Ahli mengatakan laba yang diperoleh PDAM Makassar sejauh ini tidak lebih besar dari akumulasi kerugian PDAM Makassar sejak perusahaan berdiri. Sehingga meskipun PDAM Makassar mencatat laba bersih pada tahun tertentu, tetap saja laba tersebut belum mampu menutupi akumulasi kerugian perusahaan dari tahun-tahun sebelumnya.

"Sehingga posisi pada tahun berikutnya itu sudah bukan jadi laba tahun berjalan, tapi masih laba ditahan. Kebetulan PDAM itu kan dari tahun 2017, laba ditahannya itu mines atau rugi," lanjut ahli.

Jaksa kemudian menanyakan jumlah akumulasi kerugian hingga saldo akhir keuangan PDAM saat itu.

"Pada saat saudara melakukan perhitungan, itu apakah saudara mengetahui berapa jumlah akumulasi kerugian, berapa laba berjalan yang didapatkan dengan posisi saldo akhir dari keuangan PDAM?" tanya jaksa.

Saksi lalu menjawab jumlah kerugian PDAM mulai dari tahun 2016 hingga sisa saldo akhir tahun 2019. Menurut ahli, PDAM Makassar masih mencatatkan kerugian Rp 47 miliar pada tahun 2019.

"Jadi 2016 itu, akumulasi kerugian itu masih Rp 90 (miliar). Terus 2017 kalau tidak salah (ada) keuntungan, (tapi) masih ada akumulasi Rp 59 (miliar). Terus 2018 ada keuntungan Rp 80 miliar tapi malah naik jadi Rp 72 (miliar) akumulasi kerugian.
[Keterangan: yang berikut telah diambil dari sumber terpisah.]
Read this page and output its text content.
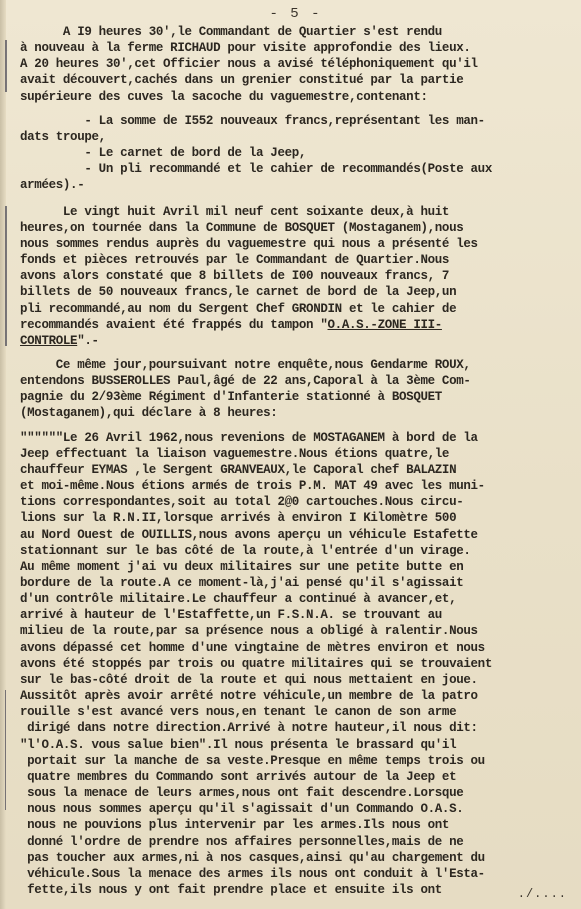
- 5 -
A I9 heures 30',le Commandant de Quartier s'est rendu
à nouveau à la ferme RICHAUD pour visite approfondie des lieux.
A 20 heures 30',cet Officier nous a avisé téléphoniquement qu'il
avait découvert,cachés dans un grenier constitué par la partie
supérieure des cuves la sacoche du vaguemestre,contenant:
- La somme de I552 nouveaux francs,représentant les man-
dats troupe,
- Le carnet de bord de la Jeep,
- Un pli recommandé et le cahier de recommandés(Poste aux
armées).-
Le vingt huit Avril mil neuf cent soixante deux,à huit
heures,on tournée dans la Commune de BOSQUET (Mostaganem),nous
nous sommes rendus auprès du vaguemestre qui nous a présenté les
fonds et pièces retrouvés par le Commandant de Quartier.Nous
avons alors constaté que 8 billets de I00 nouveaux francs, 7
billets de 50 nouveaux francs,le carnet de bord de la Jeep,un
pli recommandé,au nom du Sergent Chef GRONDIN et le cahier de
recommandés avaient été frappés du tampon "O.A.S.-ZONE III-
CONTROLE".-
Ce même jour,poursuivant notre enquête,nous Gendarme ROUX,
entendons BUSSEROLLES Paul,âgé de 22 ans,Caporal à la 3ème Com-
pagnie du 2/93ème Régiment d'Infanterie stationné à BOSQUET
(Mostaganem),qui déclare à 8 heures:
""""""Le 26 Avril 1962,nous revenions de MOSTAGANEM à bord de la
Jeep effectuant la liaison vaguemestre.Nous étions quatre,le
chauffeur EYMAS ,le Sergent GRANVEAUX,le Caporal chef BALAZIN
et moi-même.Nous étions armés de trois P.M. MAT 49 avec les muni-
tions correspondantes,soit au total 2@0 cartouches.Nous circu-
lions sur la R.N.II,lorsque arrivés à environ I Kilomètre 500
au Nord Ouest de OUILLIS,nous avons aperçu un véhicule Estafette
stationnant sur le bas côté de la route,à l'entrée d'un virage.
Au même moment j'ai vu deux militaires sur une petite butte en
bordure de la route.A ce moment-là,j'ai pensé qu'il s'agissait
d'un contrôle militaire.Le chauffeur a continué à avancer,et,
arrivé à hauteur de l'Estaffette,un F.S.N.A. se trouvant au
milieu de la route,par sa présence nous a obligé à ralentir.Nous
avons dépassé cet homme d'une vingtaine de mètres environ et nous
avons été stoppés par trois ou quatre militaires qui se trouvaient
sur le bas-côté droit de la route et qui nous mettaient en joue.
Aussitôt après avoir arrêté notre véhicule,un membre de la patro
rouille s'est avancé vers nous,en tenant le canon de son arme
dirigé dans notre direction.Arrivé à notre hauteur,il nous dit:
"l'O.A.S. vous salue bien".Il nous présenta le brassard qu'il
portait sur la manche de sa veste.Presque en même temps trois ou
quatre membres du Commando sont arrivés autour de la Jeep et
sous la menace de leurs armes,nous ont fait descendre.Lorsque
nous nous sommes aperçu qu'il s'agissait d'un Commando O.A.S.
nous ne pouvions plus intervenir par les armes.Ils nous ont
donné l'ordre de prendre nos affaires personnelles,mais de ne
pas toucher aux armes,ni à nos casques,ainsi qu'au chargement du
véhicule.Sous la menace des armes ils nous ont conduit à l'Esta-
fette,ils nous y ont fait prendre place et ensuite ils ont	./....
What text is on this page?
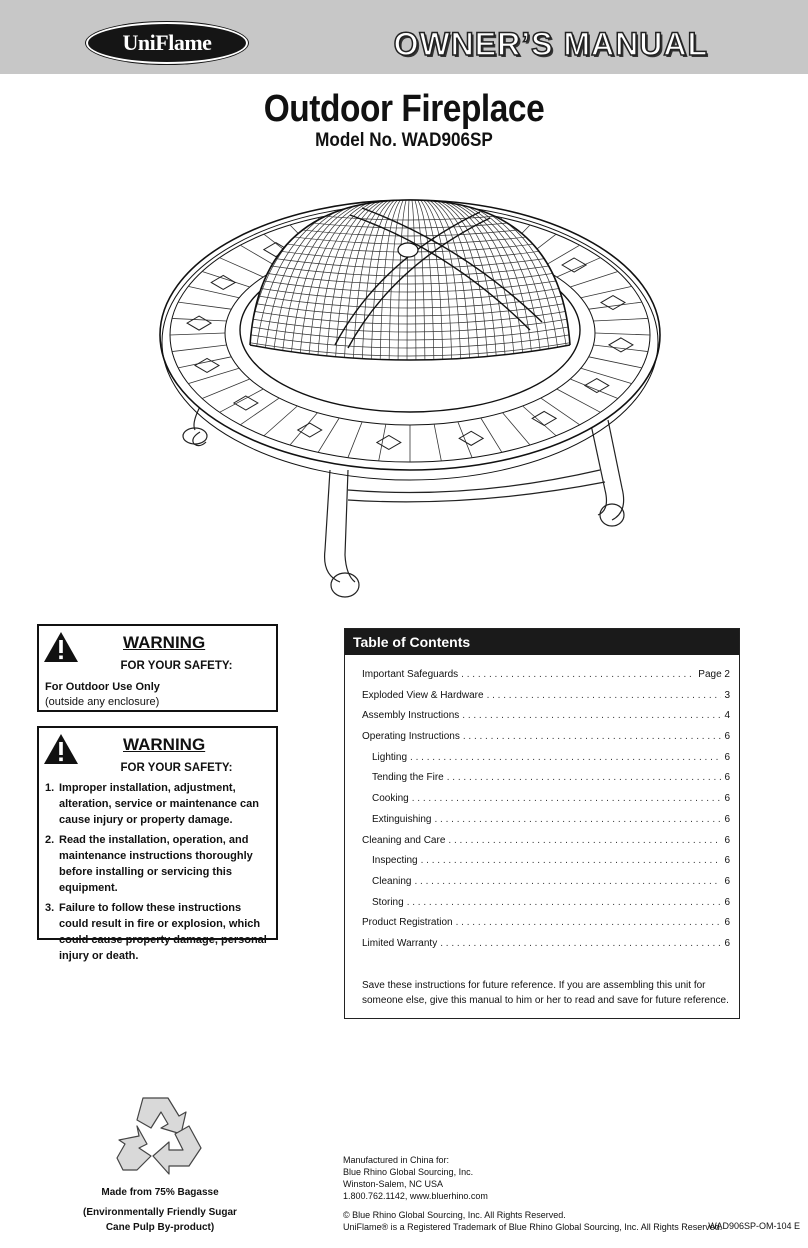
UniFlame	OWNER’S MANUAL
Outdoor Fireplace
Model No. WAD906SP
WARNING
FOR YOUR SAFETY:
For Outdoor Use Only
(outside any enclosure)
WARNING
FOR YOUR SAFETY:
1. Improper installation, adjustment, alteration, service or maintenance can cause injury or property damage.
2. Read the installation, operation, and maintenance instructions thoroughly before installing or servicing this equipment.
3. Failure to follow these instructions could result in fire or explosion, which could cause property damage, personal injury or death.
Table of Contents
Important Safeguards . . .	Page 2
Exploded View & Hardware . . .	3
Assembly Instructions . . .	4
Operating Instructions . . .	6
Lighting . . .	6
Tending the Fire . . .	6
Cooking . . .	6
Extinguishing . . .	6
Cleaning and Care . . .	6
Inspecting . . .	6
Cleaning . . .	6
Storing . . .	6
Product Registration . . .	6
Limited Warranty . . .	6
Save these instructions for future reference. If you are assembling this unit for someone else, give this manual to him or her to read and save for future reference.
Made from 75% Bagasse
(Environmentally Friendly Sugar Cane Pulp By-product)
Manufactured in China for:
Blue Rhino Global Sourcing, Inc.
Winston-Salem, NC USA
1.800.762.1142, www.bluerhino.com
© Blue Rhino Global Sourcing, Inc. All Rights Reserved.
UniFlame® is a Registered Trademark of Blue Rhino Global Sourcing, Inc. All Rights Reserved.
WAD906SP-OM-104 E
Di tahun 2019 memperoleh keuntungan Rp 38 miliar, saldo kerugiannya Rp 47 (miliar). Jadi angka (itu) kami peroleh dari laporan KAP (kantor akuntan publik)" jelas ahli.
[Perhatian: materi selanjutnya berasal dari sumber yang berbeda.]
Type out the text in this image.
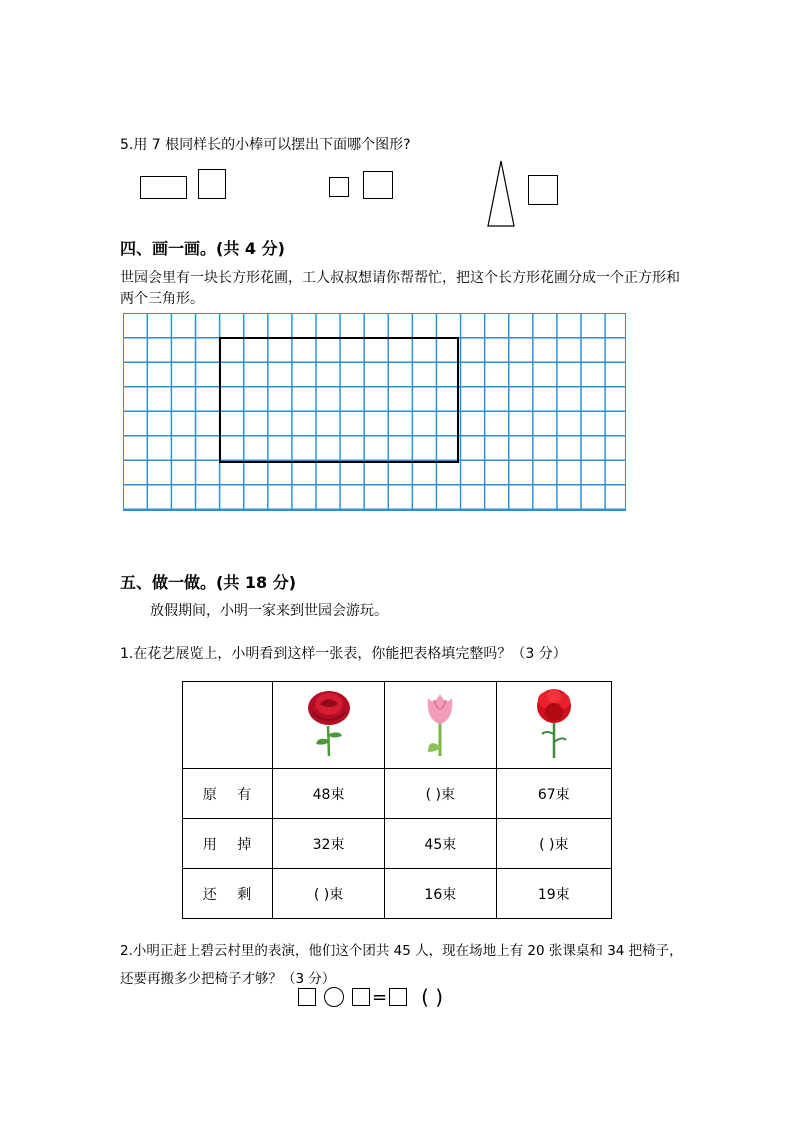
5.用 7 根同样长的小棒可以摆出下面哪个图形?
四、画一画。(共 4 分)
世园会里有一块长方形花圃，工人叔叔想请你帮帮忙，把这个长方形花圃分成一个正方形和两个三角形。
五、做一做。(共 18 分)
放假期间，小明一家来到世园会游玩。
1.在花艺展览上，小明看到这样一张表，你能把表格填完整吗？（3 分）

原 有	48束	( )束	67束
用 掉	32束	45束	( )束
还 剩	( )束	16束	19束
2.小明正赶上碧云村里的表演，他们这个团共 45 人，现在场地上有 20 张课桌和 34 把椅子，还要再搬多少把椅子才够？（3 分）
= ( )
Ahli mengatakan Peraturan Pemerintah (PP) Nomor 54 Tahun 2017 menjelaskan bahwa jika terjadi kerugian di tahun tertentu maka kerugian itu tetap dicatat sebagai kerugian perusahaan pada tahun berikutnya. Sementara pemerintah sebelumnya melakukan pembagian laba PDAM Makassar berdasarkan Perda Nomor 6 Tahun 1974.

"Pasal 104 Peraturan Pemerintah Republik Indonesia Nomor 54 Tahun 2017 pernyataan jika perhitungan dalam tahun itu menunjukkan adanya kerugian yang tidak dapat ditutupi dengan dana cadangan, kerugian tersebut tetap dicatat dalam kerugian perusahaan daerah dan dianggap tidak mendapat laba selama kerugian tersebut belum seluruhnya tertutupi sehingga dengan saldo kredit tadi, pada setelah dipindahkan ke pemerintahan," kata ahli.